S. Shahabi and A. Sohaib

Introduction

Ovarian cancer constitutes nearly 4% of all cancers among women and is the leading cause of death from gynaecological malignancies in the Western world. It was estimated that 24 400 new cases of ovarian cancer would be diagnosed and 14 300 deaths would occur from ovarian cancer in the USA in 2003. The overall incidence rate in the USA is 17.1 per 100 000 women and has been fairly stable over time.1 The age-specific incidence of ovarian cancer increases with age and peaks in the eighth decade. The median age of diagnosis is 63 years. Tumours of the ovary form a heterogeneous group of neoplasms. The surface epithelium, stroma and germ cells each cause an array of histogenetically distinctive tumours that can occur in pure or combined forms.2 Malignant epithelial tumours account for approximately 85% of ovarian cancers. Age at diagnosis, race, stage of the disease, tumour grade and histological type of tumour have all been shown to have a significant impact on prognosis. An improved relative survival of women with primary epithelial ovarian cancer over the past three decades has been reported.1

Staging

A cancer staging system must reflect the biological behaviour of the cancer by dividing the patients into prognostic subgroups based on disease extent and other factors. Staging also facilitates treatment planning and the comparison of data between institutions.

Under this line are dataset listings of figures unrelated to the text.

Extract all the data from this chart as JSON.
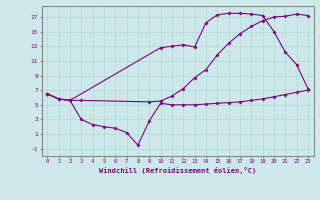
{
  "xlabel": "Windchill (Refroidissement éolien,°C)",
  "background_color": "#cce8e8",
  "line_color": "#800080",
  "xlim": [
    -0.5,
    23.5
  ],
  "ylim": [
    -2,
    18.5
  ],
  "xticks": [
    0,
    1,
    2,
    3,
    4,
    5,
    6,
    7,
    8,
    9,
    10,
    11,
    12,
    13,
    14,
    15,
    16,
    17,
    18,
    19,
    20,
    21,
    22,
    23
  ],
  "yticks": [
    -1,
    1,
    3,
    5,
    7,
    9,
    11,
    13,
    15,
    17
  ],
  "line1_x": [
    0,
    1,
    2,
    3,
    4,
    5,
    6,
    7,
    8,
    9,
    10,
    11,
    12,
    13,
    14,
    15,
    16,
    17,
    18,
    19,
    20,
    21,
    22,
    23
  ],
  "line1_y": [
    6.5,
    5.8,
    5.6,
    3.0,
    2.3,
    2.0,
    1.8,
    1.2,
    -0.5,
    2.8,
    5.2,
    5.0,
    5.0,
    5.0,
    5.1,
    5.2,
    5.3,
    5.4,
    5.6,
    5.8,
    6.1,
    6.4,
    6.7,
    7.0
  ],
  "line2_x": [
    0,
    1,
    2,
    10,
    11,
    12,
    13,
    14,
    15,
    16,
    17,
    18,
    19,
    20,
    21,
    22,
    23
  ],
  "line2_y": [
    6.5,
    5.8,
    5.6,
    12.8,
    13.0,
    13.2,
    12.9,
    16.2,
    17.3,
    17.5,
    17.5,
    17.4,
    17.2,
    15.0,
    12.2,
    10.5,
    7.2
  ],
  "line3_x": [
    0,
    1,
    2,
    3,
    9,
    10,
    11,
    12,
    13,
    14,
    15,
    16,
    17,
    18,
    19,
    20,
    21,
    22,
    23
  ],
  "line3_y": [
    6.5,
    5.8,
    5.6,
    5.6,
    5.4,
    5.5,
    6.2,
    7.2,
    8.7,
    9.8,
    11.8,
    13.4,
    14.7,
    15.7,
    16.5,
    17.0,
    17.1,
    17.4,
    17.2
  ]
}
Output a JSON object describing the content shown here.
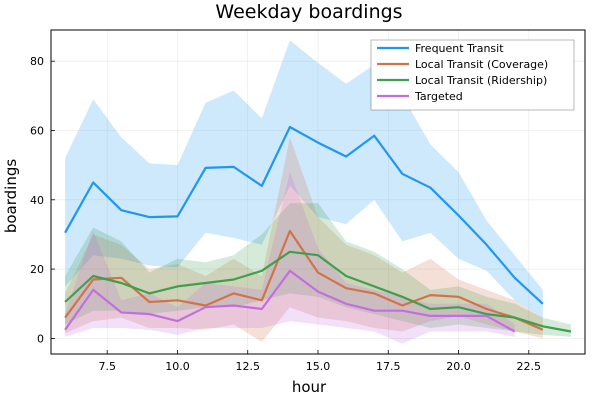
{
  "chart_data": {
    "type": "line",
    "title": "Weekday boardings",
    "xlabel": "hour",
    "ylabel": "boardings",
    "xlim": [
      5.5,
      24.5
    ],
    "ylim": [
      -4.5,
      89
    ],
    "xticks": [
      7.5,
      10.0,
      12.5,
      15.0,
      17.5,
      20.0,
      22.5
    ],
    "xtick_labels": [
      "7.5",
      "10.0",
      "12.5",
      "15.0",
      "17.5",
      "20.0",
      "22.5"
    ],
    "yticks": [
      0,
      20,
      40,
      60,
      80
    ],
    "ytick_labels": [
      "0",
      "20",
      "40",
      "60",
      "80"
    ],
    "grid": true,
    "legend_position": "top-right",
    "series": [
      {
        "name": "Frequent Transit",
        "color": "#1f97f0",
        "x": [
          6,
          7,
          8,
          9,
          10,
          11,
          12,
          13,
          14,
          15,
          16,
          17,
          18,
          19,
          20,
          21,
          22,
          23
        ],
        "values": [
          30.5,
          45,
          37,
          35,
          35.2,
          49.2,
          49.5,
          44,
          61,
          56.5,
          52.5,
          58.5,
          47.5,
          43.5,
          35.5,
          27,
          17.5,
          10
        ],
        "upper": [
          52,
          69,
          58,
          50.5,
          50,
          68,
          71.5,
          63.5,
          86,
          79.5,
          73.5,
          79,
          70,
          56,
          48,
          34,
          24,
          14
        ],
        "lower": [
          15,
          24,
          23,
          21,
          20.5,
          30.5,
          29,
          27,
          44,
          35,
          33,
          40,
          28,
          30.5,
          23,
          19.5,
          11,
          6
        ]
      },
      {
        "name": "Local Transit (Coverage)",
        "color": "#d0734a",
        "x": [
          6,
          7,
          8,
          9,
          10,
          11,
          12,
          13,
          14,
          15,
          16,
          17,
          18,
          19,
          20,
          21,
          22,
          23
        ],
        "values": [
          6,
          17,
          17.5,
          10.5,
          11,
          9.5,
          13,
          11,
          31,
          19,
          14.5,
          13,
          9.5,
          12.5,
          12,
          8.5,
          6,
          2.5
        ],
        "upper": [
          13,
          30,
          27,
          20,
          21.5,
          18,
          23,
          18,
          58,
          35,
          27,
          24,
          19,
          23,
          17,
          14,
          11,
          6
        ],
        "lower": [
          1.5,
          5,
          6,
          3,
          3,
          2.5,
          4,
          -1,
          9,
          6,
          5,
          3,
          2,
          5,
          6.5,
          4,
          2,
          0
        ]
      },
      {
        "name": "Local Transit (Ridership)",
        "color": "#3e9f4d",
        "x": [
          6,
          7,
          8,
          9,
          10,
          11,
          12,
          13,
          14,
          15,
          16,
          17,
          18,
          19,
          20,
          21,
          22,
          23,
          24
        ],
        "values": [
          10.5,
          18,
          16,
          13,
          15,
          16,
          17,
          19.5,
          25,
          24,
          18,
          15,
          12,
          8.5,
          9,
          7,
          6,
          3.5,
          2
        ],
        "upper": [
          18,
          32,
          28,
          19,
          23,
          22,
          24,
          30,
          39,
          39,
          28,
          25,
          20,
          14,
          15,
          12,
          10,
          6,
          4
        ],
        "lower": [
          4,
          8,
          8,
          7,
          8,
          9,
          9,
          11,
          13,
          12,
          9,
          7,
          5,
          3,
          4,
          3,
          2,
          1,
          0.5
        ]
      },
      {
        "name": "Targeted",
        "color": "#c36ee0",
        "x": [
          6,
          7,
          8,
          9,
          10,
          11,
          12,
          13,
          14,
          15,
          16,
          17,
          18,
          19,
          20,
          21,
          22
        ],
        "values": [
          2.5,
          14,
          7.5,
          7,
          5,
          9,
          9.5,
          8.5,
          19.5,
          13.5,
          10,
          8,
          8,
          6.5,
          6.5,
          6.5,
          2
        ],
        "upper": [
          7,
          31,
          11,
          13,
          9,
          16,
          15,
          14,
          48,
          26,
          16,
          14,
          12,
          10,
          10,
          10,
          4
        ],
        "lower": [
          0.5,
          3,
          3,
          2.5,
          1,
          3,
          3,
          3,
          5,
          4,
          3,
          2,
          -1.5,
          2,
          2,
          2,
          0.5
        ]
      }
    ]
  }
}
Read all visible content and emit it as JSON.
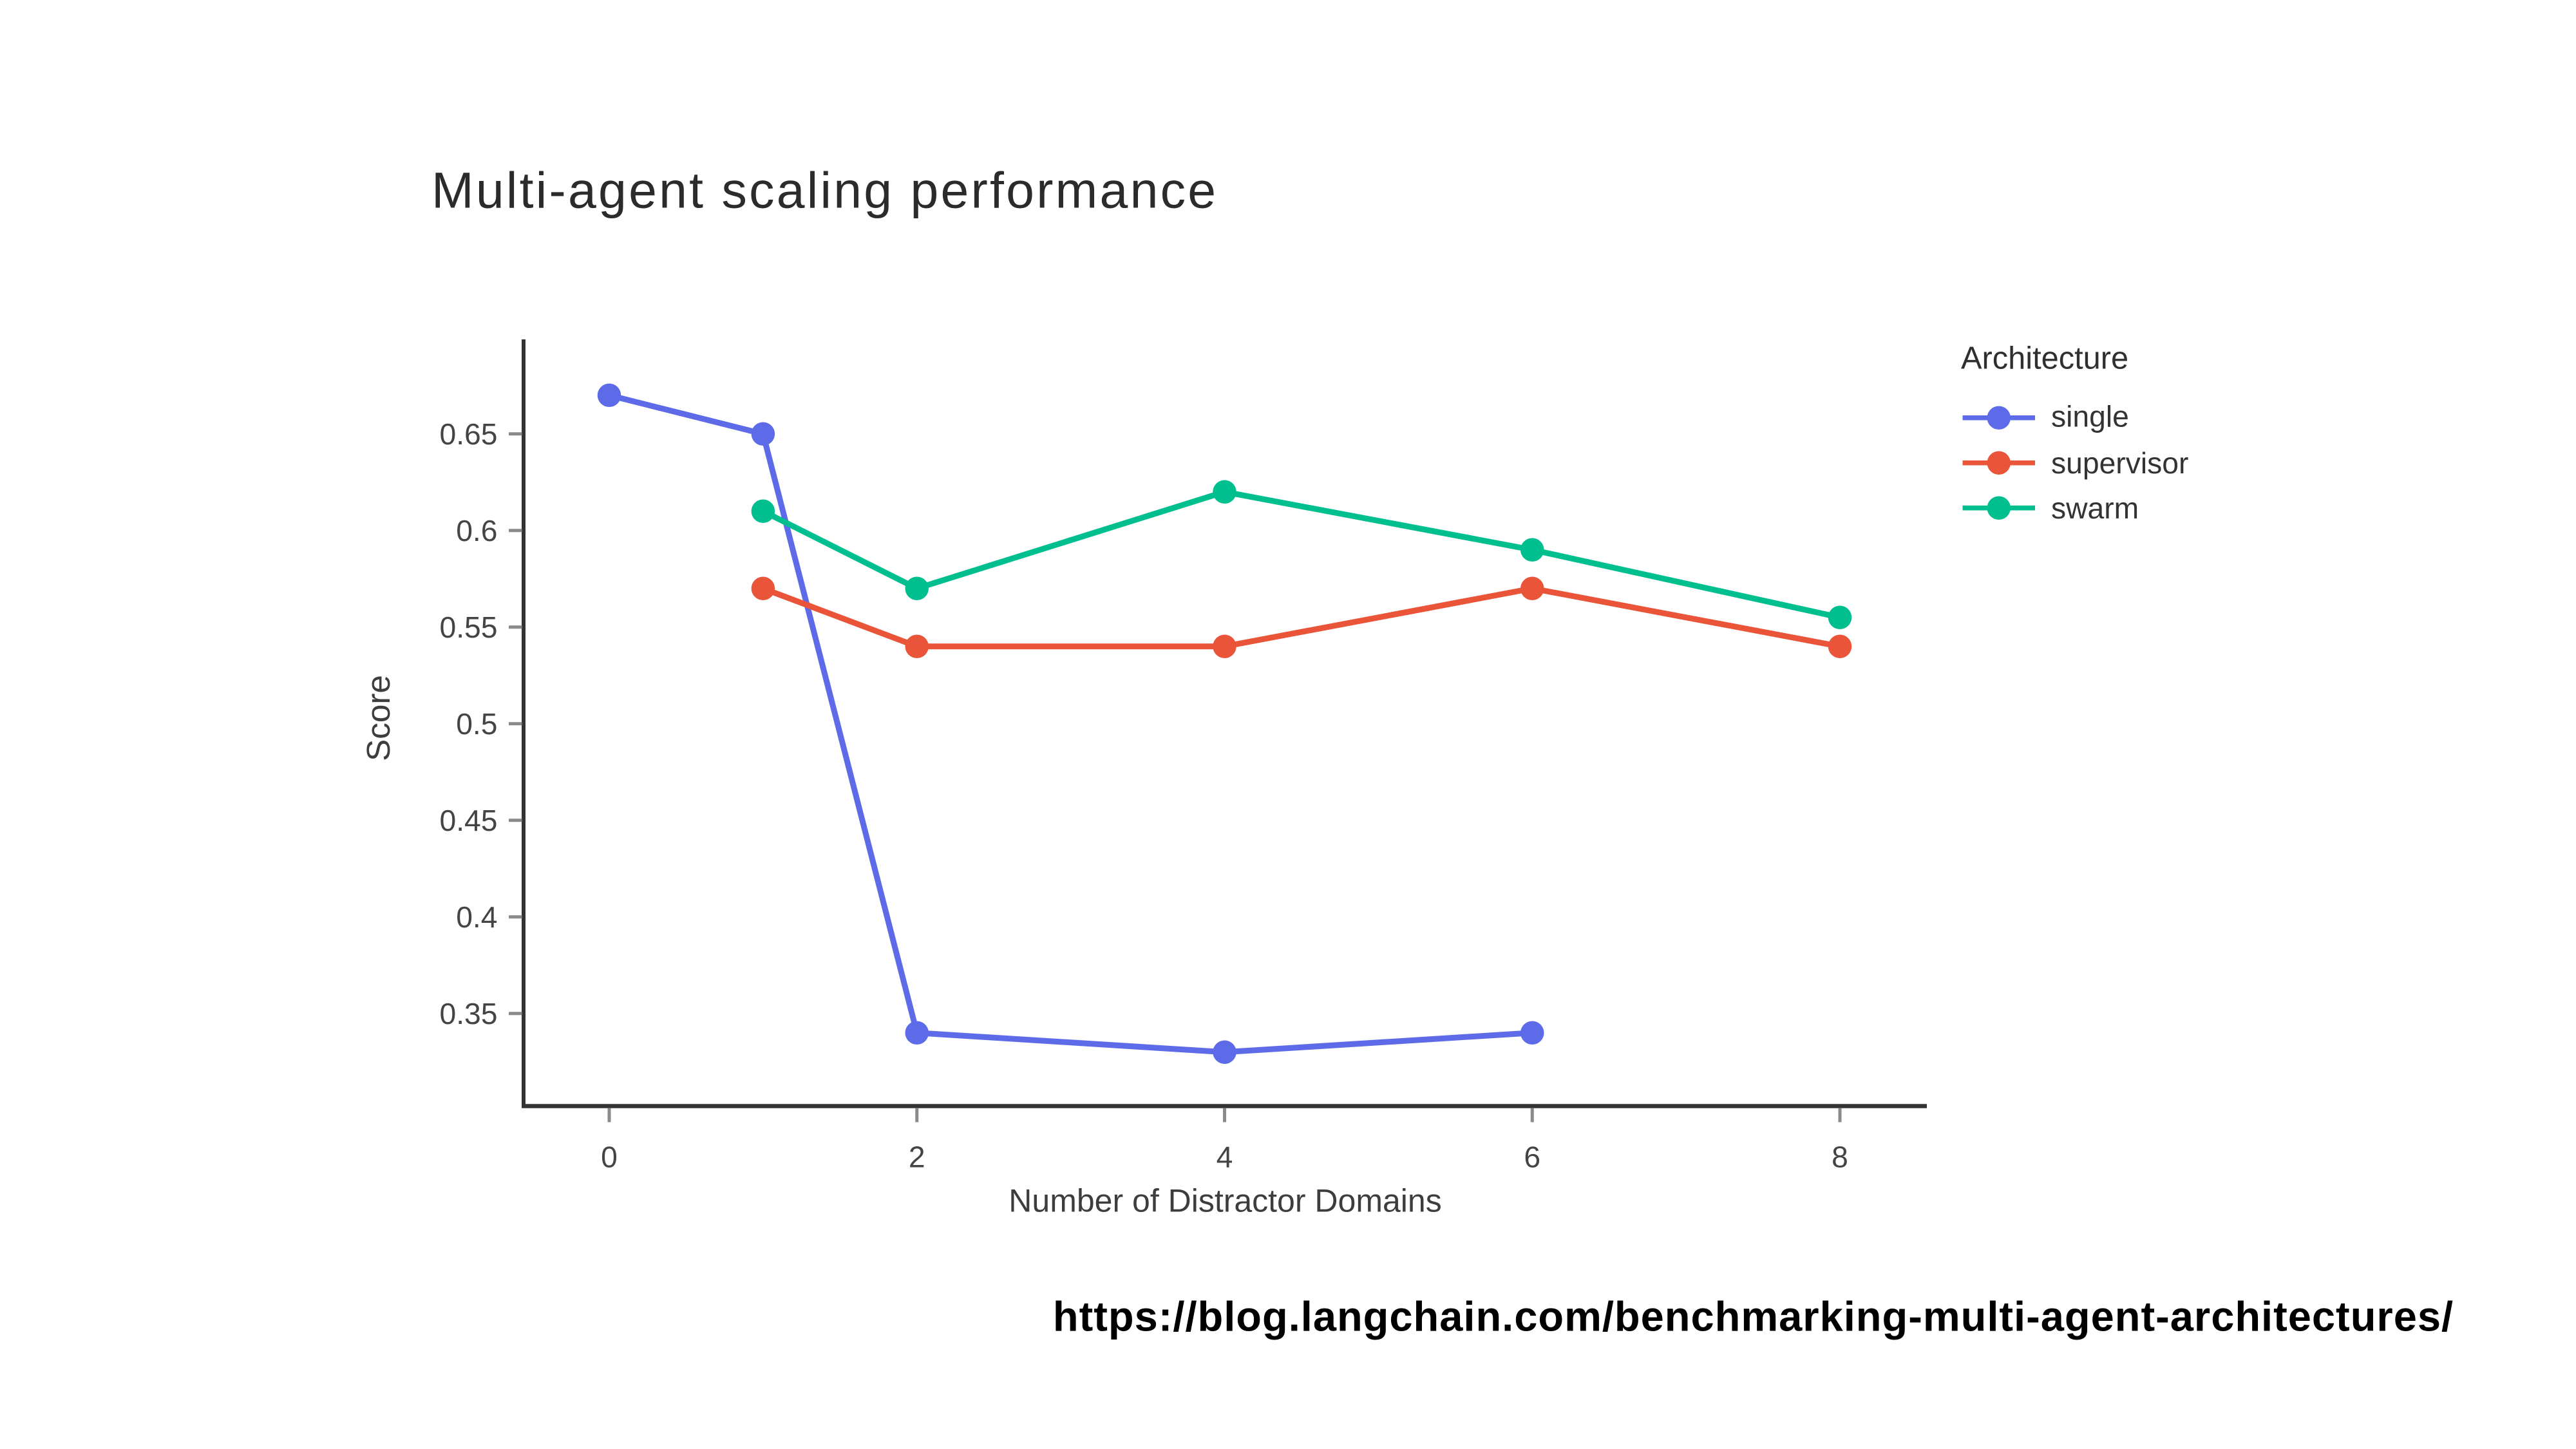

The International Federation of Gynecology and Obstetrics (Federation Internationale Gynecologique Obstetrique or FIGO) system is the most commonly used staging system. It is based on the current understanding of the major patterns of disease spread: direct extension, exfoliation and lymphatic dissemination.2 The extent of the tumour spread is determined by a systematic surgical procedure.3 Stage I is tumour confined to the ovaries, stage II includes peritoneal metastasis within the true pelvis, stage III consists of abdominal peritoneal implants or retroperitoneal lymphadenopathy and stage IV involves other sites or the liver parenchyma. An alternative staging system is the American Joint Committee on Cancer (AJCC) TNM (tumour, node, metastasis) classification.